There sat a 141-year-old one-room schoolhouse, raised up on beams and tires, ready for its long-awaited move on the grounds of Jacksonwald Elementary School.

The 120-foot trip took about 40 minutes, the culmination of a six-month process in which the location and cost of the Exeter School District-owned building were contested by residents and the Exeter School Board.

“I’ve been trying to document every move,” Fliegel said, taking video of the move on her camera. “When I woke up today I took a picture of it from my house.”

After about three weeks of preparing the schoolhouse for the move and building a new foundation, workers from Wolfe House & Building Movers, Upper Tulpehocken Township, placed hydraulic beams and tires underneath the building.

“It went as smooth as it could have,” said Jamin Buckingham, project foreman.

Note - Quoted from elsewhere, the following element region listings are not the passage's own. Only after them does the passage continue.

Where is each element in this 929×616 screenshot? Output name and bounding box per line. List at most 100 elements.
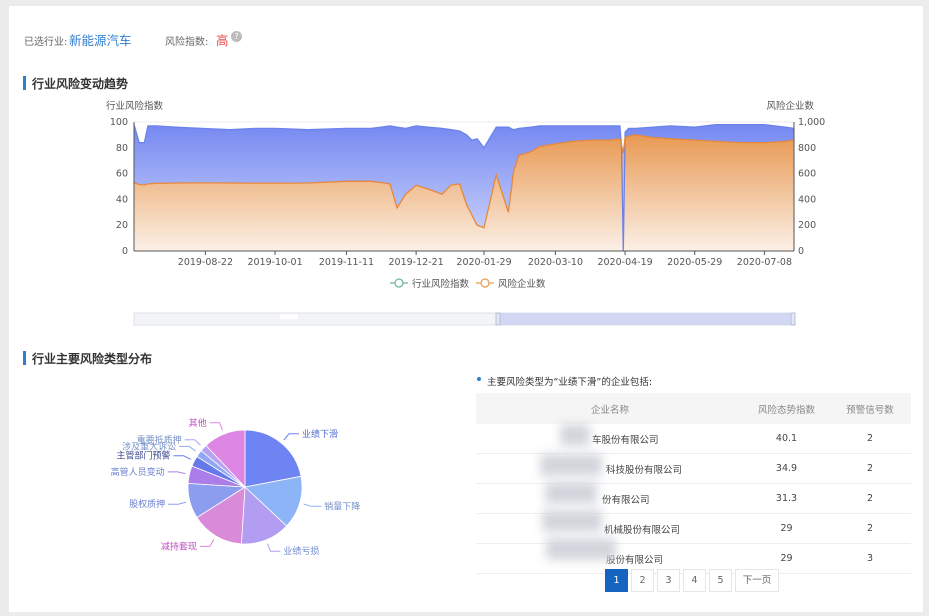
- redaction-blur: [542, 510, 602, 532]
- x-tick-label: 2019-11-11: [319, 257, 374, 268]
- x-tick-label: 2019-10-01: [247, 257, 302, 268]
- y-tick-label: 40: [116, 194, 128, 205]
- zoom-handle-left[interactable]: [495, 312, 501, 326]
- pie-label-leader: [167, 471, 186, 475]
- pie-slice-label: 重要抵质押: [137, 434, 182, 446]
- legend-label-index[interactable]: 行业风险指数: [412, 278, 470, 290]
- x-tick-label: 2019-12-21: [389, 257, 444, 268]
- signals-cell: 2: [829, 513, 911, 544]
- table-row[interactable]: 车股份有限公司 40.1 2: [476, 424, 911, 454]
- y2-tick-label: 800: [798, 143, 816, 154]
- zoom-selection[interactable]: [498, 313, 794, 325]
- x-tick-label: 2020-05-29: [667, 257, 722, 268]
- legend-marker-index: [394, 278, 404, 288]
- risk-index-cell: 29: [744, 543, 829, 574]
- industry-label: 已选行业:: [24, 37, 68, 48]
- company-name[interactable]: 份有限公司: [476, 483, 744, 514]
- risk-index-cell: 40.1: [744, 424, 829, 454]
- col-header-risk-index[interactable]: 风险态势指数: [744, 393, 829, 424]
- signals-cell: 2: [829, 483, 911, 514]
- company-table: 企业名称 风险态势指数 预警信号数 车股份有限公司 40.1 2 科技股份有限公…: [476, 393, 911, 574]
- col-header-signals[interactable]: 预警信号数: [829, 393, 911, 424]
- page-button-2[interactable]: 2: [631, 569, 654, 592]
- pie-slice-label: 销量下降: [324, 500, 360, 512]
- legend-marker-count: [480, 278, 490, 288]
- x-tick-label: 2020-03-10: [528, 257, 583, 268]
- series-line-risk-company-count: [133, 134, 795, 229]
- table-row[interactable]: 份有限公司 31.3 2: [476, 483, 911, 514]
- pie-slice-label: 其他: [189, 417, 207, 429]
- risk-index-cell: 31.3: [744, 483, 829, 514]
- risk-index-cell: 29: [744, 513, 829, 544]
- zoom-preview-mark: [280, 314, 298, 319]
- pie-label-leader: [267, 543, 281, 552]
- pie-slice-label: 主管部门预警: [116, 450, 170, 462]
- signals-cell: 3: [829, 543, 911, 574]
- y2-tick-label: 200: [798, 220, 816, 231]
- redaction-blur: [545, 482, 597, 504]
- pie-slice[interactable]: [196, 486, 246, 545]
- pie-slice-label: 股权质押: [129, 498, 165, 510]
- pie-label-leader: [199, 539, 215, 547]
- signals-cell: 2: [829, 424, 911, 454]
- pie-slice-label: 高管人员变动: [111, 466, 165, 478]
- chart-legend: 行业风险指数 风险企业数: [390, 278, 546, 290]
- risk-index-value: 高: [216, 33, 229, 48]
- caption-bullet: [477, 377, 481, 381]
- pie-label-leader: [168, 501, 187, 505]
- pie-slice[interactable]: [205, 429, 246, 489]
- x-tick-label: 2020-04-19: [597, 257, 652, 268]
- redaction-blur: [546, 538, 616, 560]
- table-row[interactable]: 科技股份有限公司 34.9 2: [476, 453, 911, 484]
- x-tick-label: 2019-08-22: [178, 257, 233, 268]
- table-header-row: 企业名称 风险态势指数 预警信号数: [476, 393, 911, 424]
- y-tick-label: 0: [122, 246, 128, 257]
- pie-label-leader: [283, 433, 299, 441]
- page-button-5[interactable]: 5: [709, 569, 732, 592]
- risk-index-cell: 34.9: [744, 453, 829, 484]
- list-caption: 主要风险类型为“业绩下滑”的企业包括:: [487, 377, 653, 388]
- page-button-4[interactable]: 4: [683, 569, 706, 592]
- series-area-risk-company-count: [134, 134, 794, 251]
- next-page-button[interactable]: 下一页: [735, 569, 779, 592]
- company-name[interactable]: 科技股份有限公司: [476, 453, 744, 484]
- distribution-section-title: 行业主要风险类型分布: [23, 350, 152, 367]
- pie-slice-label: 业绩亏损: [283, 545, 319, 557]
- pie-slice-label: 涉及重大诉讼: [122, 440, 176, 452]
- signals-cell: 2: [829, 453, 911, 484]
- pie-label-leader: [209, 422, 223, 431]
- series-line-industry-risk-index: [133, 123, 795, 252]
- question-circle-icon[interactable]: ?: [231, 31, 242, 42]
- company-name[interactable]: 车股份有限公司: [476, 424, 744, 454]
- pie-slice-label: 业绩下滑: [302, 428, 338, 440]
- zoom-handle-right[interactable]: [790, 312, 796, 326]
- pie-label-leader: [179, 445, 196, 452]
- y2-tick-label: 600: [798, 169, 816, 180]
- data-zoom-slider[interactable]: [133, 312, 796, 326]
- y-tick-label: 80: [116, 143, 128, 154]
- legend-label-count[interactable]: 风险企业数: [498, 278, 546, 290]
- y2-axis-title: 风险企业数: [766, 100, 814, 112]
- redaction-blur: [560, 424, 590, 446]
- pie-slice-label: 减持套现: [161, 540, 197, 552]
- pie-label-leader: [303, 503, 322, 507]
- y-tick-label: 60: [116, 169, 128, 180]
- risk-trend-chart: 行业风险指数 风险企业数 0 20 40 60 80 100 0 200 400 600 800 1,…: [106, 100, 825, 326]
- company-table-wrap: 企业名称 风险态势指数 预警信号数 车股份有限公司 40.1 2 科技股份有限公…: [476, 393, 911, 574]
- trend-section-title: 行业风险变动趋势: [23, 75, 128, 92]
- col-header-company[interactable]: 企业名称: [476, 393, 744, 424]
- y-tick-label: 20: [116, 220, 128, 231]
- pie-slice[interactable]: [244, 475, 303, 527]
- y-axis-title: 行业风险指数: [106, 100, 164, 112]
- redaction-blur: [540, 454, 602, 476]
- y-tick-label: 100: [110, 117, 128, 128]
- page-button-3[interactable]: 3: [657, 569, 680, 592]
- y2-tick-label: 400: [798, 194, 816, 205]
- y2-tick-label: 1,000: [798, 117, 825, 128]
- pie-label-leader: [173, 455, 191, 460]
- industry-value[interactable]: 新能源汽车: [69, 33, 132, 48]
- x-tick-label: 2020-07-08: [737, 257, 792, 268]
- page-button-1[interactable]: 1: [605, 569, 628, 592]
- pie-slice[interactable]: [244, 429, 302, 488]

Buckingham guided the schoolhouse, with desks and bookshelves still inside, to its new foundation using a remote control, like he was steering a model airplane.

He rotated it so the door now faces the intersection, and rolled it carefully down a steep incline to its new home.

About 20 Exeter residents who live nearby turned out to watch. They came with cameras slung around their necks, though it was hard to capture the slow crawl with a still photo.

“Although it’s moving at a snail’s pace, this is the exciting part,” said Ken Pitts, school district facilities director.

Ronald McCoy, 73, attended Jacksonwald Elementary and took wood shop classes in the schoolhouse. He now lives just a few blocks away.

“It used to have all the materials in there for the wood-making projects,” McCoy said. “Its use has changed a lot over the years.”

Dr. Beverly Martin, Exeter superintendent, watched the move from the Jacksonwald playground. She said the schoolhouse would still be used for educational purposes and history lessons as it has in the past.

The $143,000 relocation was necessary to make way for road work at the intersection. The school district had a $100,00 state grant to help finance the move.

The school board debated the move since January and initially chose to relocate the schoolhouse near the new Owatin Creek Elementary School.

That plan was later deemed too expensive because of fire code problems. The Owatin location was not close enough to a road or a fire hydrant, and rectifying those issues would have cost an additional $75,000 to $100,000.

A horn sounded when the schoolhouse was in place over its new location, and Buckingham put down his remote.

His crew worked throughout the afternoon to build a temporary foundation until Landis C. Deck & Sons, Bernville, constructs the permanent one. Pitts said he expected it would take at least 10 more days to get the building set on the permanent foundation.

“It’s amazing they finally did it,” said Fliegel, her camera still trained on the now-still schoolhouse.